General Abdel Fattah al-Sisi did not expect that Canadian detainee Yasser al-Baz would chase him in Ethiopia while he was attending the African Union summit. Canadian Prime Minister Justin Trudeau raised Yasser’s plight during his meeting with al-Sisi on the sidelines of the African summit. The Canadian Prime Minister arrived in Addis Ababa to meet with a number of African leaders, in an effort to move Canada’s relationship with Africa to new heights, including more economic partnerships and business ties.
Trudeau also acknowledged that Canada’s campaign for one of the 10 non-permanent seats on the Security Council is one of the reasons for the visit. Canada is competing against Norway and Ireland for two spots on the council in a vote that will take place in June. There are 54 African members of the United Nations, more than one fourth of the potential votes for the Security Council’s seats. Canada lost its bid for a seat in 2010, partly due to lacklustre African support. Trudeau has been criticised for his meetings with a number of African leaders known for their human rights violations, including Egypt and Rwanda. Rwandan President Paul Kagame and General al-Sisi have both changed the constitution in their countries to allow them to run for a longer term in office. The Egyptian regime was criticised widely for arbitrarily detaining, torturing and extrajudicially killing people.

Canadian engineer Yasser al-Baz was detained in Cairo for a year on February 18 2018 after he was arrested at the airport at the end of a business trip. He has not been charged with anything. “In all my conversations with every leader, we talked about human rights,” said Trudeau. The Canadian Prime Minister confirmed that he raised the case of Yasser al-Baz with al-Sisi in their private meeting. When the Canadian embassy first asked the Egyptian government about al-Baz, they denied any knowledge of him for several days. At the end of the week, he appeared at a prosecutor’s office for general questioning and was transported to Torah Prison, which is notorious for its human rights violations. Al-Baz remains in Torah Prison. For almost a year, he has been sleeping on a concrete floor without a mattress in a small, crowded cell with 17 men, one washroom and limited ventilation. To this day, al-Baz has never been charged with anything. His arbitrary detention is constantly renewed, without reason. Al-Baz has travelled back and forth to Egypt without any concern for two decades.

His family stressed that he has no affiliation to any groups in Egypt, nor is he politically active. He is a loving father of three and grandfather of two. He owns an engineering firm in Canada and is a prominent, well-respected community leader. Yasser’s family asked Prime Minister Justin Trudeau and Minister of Foreign Affairs Philippe-Francois Champagne, to do everything in his power to bring this Canadian citizen home and reunite him with his family. Over the past years, the cases of several political detainees have been raised with al-Sisi in his meetings with world leaders. Al-Sisi was even criticised by his allies for arresting dual national citizens. Last month, al-Sisi came under criticism from the US for the death of American detainee Mustafa Kassem in the Egyptian regime’s prisons, after a long hunger strike.

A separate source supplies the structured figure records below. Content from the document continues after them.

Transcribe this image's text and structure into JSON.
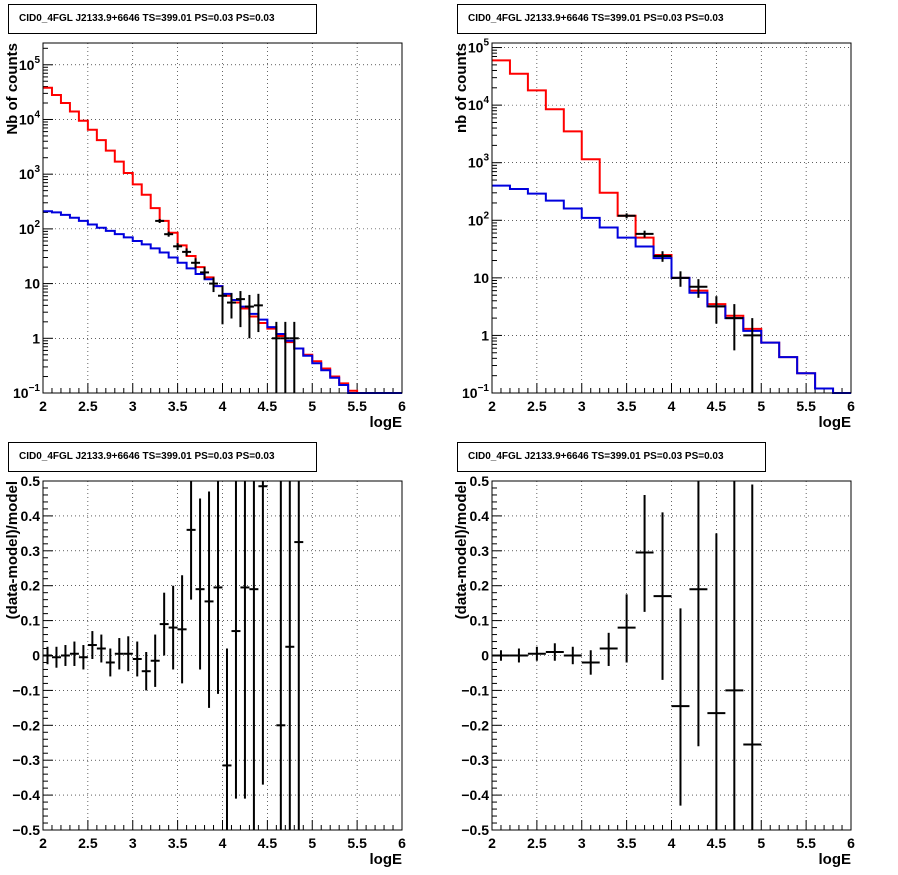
{
  "colors": {
    "total_model": "#ff0000",
    "source_model": "#0000dd",
    "data": "#000000"
  },
  "chart_data": [
    {
      "type": "line",
      "title": "CID0_4FGL J2133.9+6646 TS=399.01 PS=0.03 PS=0.03",
      "xlabel": "logE",
      "ylabel": "Nb of counts",
      "xlim": [
        2,
        6
      ],
      "ylim": [
        0.1,
        250000
      ],
      "log_y": true,
      "grid": true,
      "x_ticks": [
        "2",
        "2.5",
        "3",
        "3.5",
        "4",
        "4.5",
        "5",
        "5.5",
        "6"
      ],
      "y_ticks": [
        {
          "label": "10",
          "sup": "−1",
          "value": 0.1
        },
        {
          "label": "1",
          "sup": "",
          "value": 1
        },
        {
          "label": "10",
          "sup": "",
          "value": 10
        },
        {
          "label": "10",
          "sup": "2",
          "value": 100
        },
        {
          "label": "10",
          "sup": "3",
          "value": 1000
        },
        {
          "label": "10",
          "sup": "4",
          "value": 10000
        },
        {
          "label": "10",
          "sup": "5",
          "value": 100000
        }
      ],
      "bin_edges": [
        2.0,
        2.1,
        2.2,
        2.3,
        2.4,
        2.5,
        2.6,
        2.7,
        2.8,
        2.9,
        3.0,
        3.1,
        3.2,
        3.3,
        3.4,
        3.5,
        3.6,
        3.7,
        3.8,
        3.9,
        4.0,
        4.1,
        4.2,
        4.3,
        4.4,
        4.5,
        4.6,
        4.7,
        4.8,
        4.9,
        5.0,
        5.1,
        5.2,
        5.3,
        5.4,
        5.5,
        5.6,
        5.7,
        5.8,
        5.9,
        6.0
      ],
      "series": [
        {
          "role": "total_model",
          "values": [
            38000,
            28000,
            20000,
            14000,
            9500,
            6500,
            4200,
            2700,
            1700,
            1050,
            650,
            420,
            240,
            140,
            85,
            50,
            32,
            20,
            13,
            9,
            6,
            4.5,
            3.5,
            2.5,
            1.9,
            1.5,
            1.1,
            0.85,
            0.65,
            0.5,
            0.38,
            0.28,
            0.2,
            0.15,
            0.11,
            0.1,
            0.1,
            0.1,
            0.1,
            0.1
          ]
        },
        {
          "role": "source_model",
          "values": [
            210,
            200,
            180,
            160,
            140,
            120,
            105,
            92,
            80,
            70,
            60,
            52,
            44,
            37,
            30,
            24,
            19,
            15,
            12,
            9,
            6.5,
            5,
            3.8,
            2.8,
            2.2,
            1.6,
            1.2,
            0.9,
            0.65,
            0.48,
            0.35,
            0.26,
            0.19,
            0.14,
            0.1,
            0.1,
            0.1,
            0.1,
            0.1,
            0.1
          ]
        }
      ],
      "data_points": [
        {
          "x": 3.3,
          "y": 140,
          "xerr": 0.05,
          "lo": 128,
          "hi": 152
        },
        {
          "x": 3.4,
          "y": 80,
          "xerr": 0.05,
          "lo": 72,
          "hi": 89
        },
        {
          "x": 3.5,
          "y": 48,
          "xerr": 0.05,
          "lo": 41,
          "hi": 55
        },
        {
          "x": 3.6,
          "y": 38,
          "xerr": 0.05,
          "lo": 32,
          "hi": 44
        },
        {
          "x": 3.7,
          "y": 24,
          "xerr": 0.05,
          "lo": 19,
          "hi": 29
        },
        {
          "x": 3.8,
          "y": 16,
          "xerr": 0.05,
          "lo": 12,
          "hi": 20
        },
        {
          "x": 3.9,
          "y": 10,
          "xerr": 0.05,
          "lo": 7,
          "hi": 13
        },
        {
          "x": 4.0,
          "y": 6,
          "xerr": 0.05,
          "lo": 1.8,
          "hi": 9
        },
        {
          "x": 4.1,
          "y": 4.5,
          "xerr": 0.05,
          "lo": 2.3,
          "hi": 6.7
        },
        {
          "x": 4.2,
          "y": 5.2,
          "xerr": 0.05,
          "lo": 1.6,
          "hi": 7.3
        },
        {
          "x": 4.3,
          "y": 3.8,
          "xerr": 0.05,
          "lo": 1.0,
          "hi": 6.2
        },
        {
          "x": 4.4,
          "y": 4,
          "xerr": 0.05,
          "lo": 1.3,
          "hi": 6.5
        },
        {
          "x": 4.6,
          "y": 1,
          "xerr": 0.05,
          "lo": 0.1,
          "hi": 2
        },
        {
          "x": 4.7,
          "y": 1,
          "xerr": 0.05,
          "lo": 0.1,
          "hi": 2
        },
        {
          "x": 4.8,
          "y": 1,
          "xerr": 0.05,
          "lo": 0.1,
          "hi": 2
        }
      ]
    },
    {
      "type": "line",
      "title": "CID0_4FGL J2133.9+6646 TS=399.01 PS=0.03 PS=0.03",
      "xlabel": "logE",
      "ylabel": "nb of counts",
      "xlim": [
        2,
        6
      ],
      "ylim": [
        0.1,
        120000
      ],
      "log_y": true,
      "grid": true,
      "x_ticks": [
        "2",
        "2.5",
        "3",
        "3.5",
        "4",
        "4.5",
        "5",
        "5.5",
        "6"
      ],
      "y_ticks": [
        {
          "label": "10",
          "sup": "−1",
          "value": 0.1
        },
        {
          "label": "1",
          "sup": "",
          "value": 1
        },
        {
          "label": "10",
          "sup": "",
          "value": 10
        },
        {
          "label": "10",
          "sup": "2",
          "value": 100
        },
        {
          "label": "10",
          "sup": "3",
          "value": 1000
        },
        {
          "label": "10",
          "sup": "4",
          "value": 10000
        },
        {
          "label": "10",
          "sup": "5",
          "value": 100000
        }
      ],
      "bin_edges": [
        2.0,
        2.2,
        2.4,
        2.6,
        2.8,
        3.0,
        3.2,
        3.4,
        3.6,
        3.8,
        4.0,
        4.2,
        4.4,
        4.6,
        4.8,
        5.0,
        5.2,
        5.4,
        5.6,
        5.8,
        6.0
      ],
      "series": [
        {
          "role": "total_model",
          "values": [
            60000,
            35000,
            18000,
            8500,
            3500,
            1150,
            300,
            120,
            50,
            25,
            10,
            6,
            3.5,
            2.2,
            1.3,
            0.75,
            0.42,
            0.22,
            0.12,
            0.1
          ]
        },
        {
          "role": "source_model",
          "values": [
            400,
            350,
            290,
            220,
            160,
            110,
            75,
            50,
            35,
            22,
            10,
            5.5,
            3.2,
            2.0,
            1.2,
            0.75,
            0.42,
            0.22,
            0.12,
            0.1
          ]
        }
      ],
      "data_points": [
        {
          "x": 3.5,
          "y": 120,
          "xerr": 0.1,
          "lo": 108,
          "hi": 132
        },
        {
          "x": 3.7,
          "y": 58,
          "xerr": 0.1,
          "lo": 50,
          "hi": 66
        },
        {
          "x": 3.9,
          "y": 24,
          "xerr": 0.1,
          "lo": 19,
          "hi": 29
        },
        {
          "x": 4.1,
          "y": 10,
          "xerr": 0.1,
          "lo": 7,
          "hi": 13
        },
        {
          "x": 4.3,
          "y": 7,
          "xerr": 0.1,
          "lo": 4.5,
          "hi": 9.5
        },
        {
          "x": 4.5,
          "y": 3.2,
          "xerr": 0.1,
          "lo": 1.6,
          "hi": 4.8
        },
        {
          "x": 4.7,
          "y": 2,
          "xerr": 0.1,
          "lo": 0.55,
          "hi": 3.5
        },
        {
          "x": 4.9,
          "y": 1,
          "xerr": 0.1,
          "lo": 0.1,
          "hi": 2
        }
      ]
    },
    {
      "type": "scatter",
      "title": "CID0_4FGL J2133.9+6646 TS=399.01 PS=0.03 PS=0.03",
      "xlabel": "logE",
      "ylabel": "(data-model)/model",
      "xlim": [
        2,
        6
      ],
      "ylim": [
        -0.5,
        0.5
      ],
      "log_y": false,
      "grid": true,
      "x_ticks": [
        "2",
        "2.5",
        "3",
        "3.5",
        "4",
        "4.5",
        "5",
        "5.5",
        "6"
      ],
      "y_ticks": [
        {
          "label": "−0.5",
          "sup": "",
          "value": -0.5
        },
        {
          "label": "−0.4",
          "sup": "",
          "value": -0.4
        },
        {
          "label": "−0.3",
          "sup": "",
          "value": -0.3
        },
        {
          "label": "−0.2",
          "sup": "",
          "value": -0.2
        },
        {
          "label": "−0.1",
          "sup": "",
          "value": -0.1
        },
        {
          "label": "0",
          "sup": "",
          "value": 0
        },
        {
          "label": "0.1",
          "sup": "",
          "value": 0.1
        },
        {
          "label": "0.2",
          "sup": "",
          "value": 0.2
        },
        {
          "label": "0.3",
          "sup": "",
          "value": 0.3
        },
        {
          "label": "0.4",
          "sup": "",
          "value": 0.4
        },
        {
          "label": "0.5",
          "sup": "",
          "value": 0.5
        }
      ],
      "data_points": [
        {
          "x": 2.05,
          "y": 0.0,
          "xerr": 0.05,
          "lo": -0.025,
          "hi": 0.025
        },
        {
          "x": 2.15,
          "y": -0.005,
          "xerr": 0.05,
          "lo": -0.035,
          "hi": 0.025
        },
        {
          "x": 2.25,
          "y": 0.0,
          "xerr": 0.05,
          "lo": -0.03,
          "hi": 0.03
        },
        {
          "x": 2.35,
          "y": 0.005,
          "xerr": 0.05,
          "lo": -0.03,
          "hi": 0.04
        },
        {
          "x": 2.45,
          "y": -0.005,
          "xerr": 0.05,
          "lo": -0.04,
          "hi": 0.03
        },
        {
          "x": 2.55,
          "y": 0.03,
          "xerr": 0.05,
          "lo": -0.01,
          "hi": 0.07
        },
        {
          "x": 2.65,
          "y": 0.02,
          "xerr": 0.05,
          "lo": -0.02,
          "hi": 0.06
        },
        {
          "x": 2.75,
          "y": -0.02,
          "xerr": 0.05,
          "lo": -0.06,
          "hi": 0.02
        },
        {
          "x": 2.85,
          "y": 0.005,
          "xerr": 0.05,
          "lo": -0.04,
          "hi": 0.05
        },
        {
          "x": 2.95,
          "y": 0.005,
          "xerr": 0.05,
          "lo": -0.045,
          "hi": 0.055
        },
        {
          "x": 3.05,
          "y": -0.01,
          "xerr": 0.05,
          "lo": -0.06,
          "hi": 0.04
        },
        {
          "x": 3.15,
          "y": -0.045,
          "xerr": 0.05,
          "lo": -0.1,
          "hi": 0.01
        },
        {
          "x": 3.25,
          "y": -0.015,
          "xerr": 0.05,
          "lo": -0.09,
          "hi": 0.06
        },
        {
          "x": 3.35,
          "y": 0.09,
          "xerr": 0.05,
          "lo": 0.0,
          "hi": 0.18
        },
        {
          "x": 3.45,
          "y": 0.08,
          "xerr": 0.05,
          "lo": -0.04,
          "hi": 0.2
        },
        {
          "x": 3.55,
          "y": 0.075,
          "xerr": 0.05,
          "lo": -0.08,
          "hi": 0.23
        },
        {
          "x": 3.65,
          "y": 0.36,
          "xerr": 0.05,
          "lo": 0.16,
          "hi": 0.5
        },
        {
          "x": 3.75,
          "y": 0.19,
          "xerr": 0.05,
          "lo": -0.04,
          "hi": 0.45
        },
        {
          "x": 3.85,
          "y": 0.155,
          "xerr": 0.05,
          "lo": -0.15,
          "hi": 0.47
        },
        {
          "x": 3.95,
          "y": 0.195,
          "xerr": 0.05,
          "lo": -0.11,
          "hi": 0.5
        },
        {
          "x": 4.05,
          "y": -0.315,
          "xerr": 0.05,
          "lo": -0.5,
          "hi": 0.02
        },
        {
          "x": 4.15,
          "y": 0.07,
          "xerr": 0.05,
          "lo": -0.41,
          "hi": 0.5
        },
        {
          "x": 4.25,
          "y": 0.195,
          "xerr": 0.05,
          "lo": -0.41,
          "hi": 0.5
        },
        {
          "x": 4.35,
          "y": 0.19,
          "xerr": 0.05,
          "lo": -0.5,
          "hi": 0.5
        },
        {
          "x": 4.45,
          "y": 0.485,
          "xerr": 0.05,
          "lo": -0.37,
          "hi": 0.5
        },
        {
          "x": 4.65,
          "y": -0.2,
          "xerr": 0.05,
          "lo": -0.5,
          "hi": 0.5
        },
        {
          "x": 4.75,
          "y": 0.025,
          "xerr": 0.05,
          "lo": -0.5,
          "hi": 0.5
        },
        {
          "x": 4.85,
          "y": 0.325,
          "xerr": 0.05,
          "lo": -0.5,
          "hi": 0.5
        }
      ]
    },
    {
      "type": "scatter",
      "title": "CID0_4FGL J2133.9+6646 TS=399.01 PS=0.03 PS=0.03",
      "xlabel": "logE",
      "ylabel": "(data-model)/model",
      "xlim": [
        2,
        6
      ],
      "ylim": [
        -0.5,
        0.5
      ],
      "log_y": false,
      "grid": true,
      "x_ticks": [
        "2",
        "2.5",
        "3",
        "3.5",
        "4",
        "4.5",
        "5",
        "5.5",
        "6"
      ],
      "y_ticks": [
        {
          "label": "−0.5",
          "sup": "",
          "value": -0.5
        },
        {
          "label": "−0.4",
          "sup": "",
          "value": -0.4
        },
        {
          "label": "−0.3",
          "sup": "",
          "value": -0.3
        },
        {
          "label": "−0.2",
          "sup": "",
          "value": -0.2
        },
        {
          "label": "−0.1",
          "sup": "",
          "value": -0.1
        },
        {
          "label": "0",
          "sup": "",
          "value": 0
        },
        {
          "label": "0.1",
          "sup": "",
          "value": 0.1
        },
        {
          "label": "0.2",
          "sup": "",
          "value": 0.2
        },
        {
          "label": "0.3",
          "sup": "",
          "value": 0.3
        },
        {
          "label": "0.4",
          "sup": "",
          "value": 0.4
        },
        {
          "label": "0.5",
          "sup": "",
          "value": 0.5
        }
      ],
      "data_points": [
        {
          "x": 2.1,
          "y": 0.0,
          "xerr": 0.1,
          "lo": -0.015,
          "hi": 0.015
        },
        {
          "x": 2.3,
          "y": 0.0,
          "xerr": 0.1,
          "lo": -0.02,
          "hi": 0.02
        },
        {
          "x": 2.5,
          "y": 0.005,
          "xerr": 0.1,
          "lo": -0.015,
          "hi": 0.025
        },
        {
          "x": 2.7,
          "y": 0.01,
          "xerr": 0.1,
          "lo": -0.015,
          "hi": 0.035
        },
        {
          "x": 2.9,
          "y": 0.0,
          "xerr": 0.1,
          "lo": -0.025,
          "hi": 0.025
        },
        {
          "x": 3.1,
          "y": -0.02,
          "xerr": 0.1,
          "lo": -0.055,
          "hi": 0.015
        },
        {
          "x": 3.3,
          "y": 0.02,
          "xerr": 0.1,
          "lo": -0.03,
          "hi": 0.065
        },
        {
          "x": 3.5,
          "y": 0.08,
          "xerr": 0.1,
          "lo": -0.02,
          "hi": 0.175
        },
        {
          "x": 3.7,
          "y": 0.295,
          "xerr": 0.1,
          "lo": 0.125,
          "hi": 0.46
        },
        {
          "x": 3.9,
          "y": 0.17,
          "xerr": 0.1,
          "lo": -0.07,
          "hi": 0.41
        },
        {
          "x": 4.1,
          "y": -0.145,
          "xerr": 0.1,
          "lo": -0.43,
          "hi": 0.135
        },
        {
          "x": 4.3,
          "y": 0.19,
          "xerr": 0.1,
          "lo": -0.26,
          "hi": 0.5
        },
        {
          "x": 4.5,
          "y": -0.165,
          "xerr": 0.1,
          "lo": -0.5,
          "hi": 0.35
        },
        {
          "x": 4.7,
          "y": -0.1,
          "xerr": 0.1,
          "lo": -0.5,
          "hi": 0.5
        },
        {
          "x": 4.9,
          "y": -0.255,
          "xerr": 0.1,
          "lo": -0.5,
          "hi": 0.49
        }
      ]
    }
  ]
}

Besides Canada, the USA, Germany, Ireland, Canada, Turkey, and even Russia have criticised the Egyptian regime for the arrest of their citizens in Egypt. Italy’s relationship with the Egyptian regime is still tense because of the murder of the young researcher Giulio Regeni four years ago. Observers say that al-Sisi is embarrassed the issue of political prisoners is raised, but he is unable to loosen his grip and release the detainees because he knows that his regime is not popular. Al-Sisi’s regime is trying to paint a mental image that he is strict about criticism and that even the international community will not be able to protect opponents, journalists, or human rights defenders.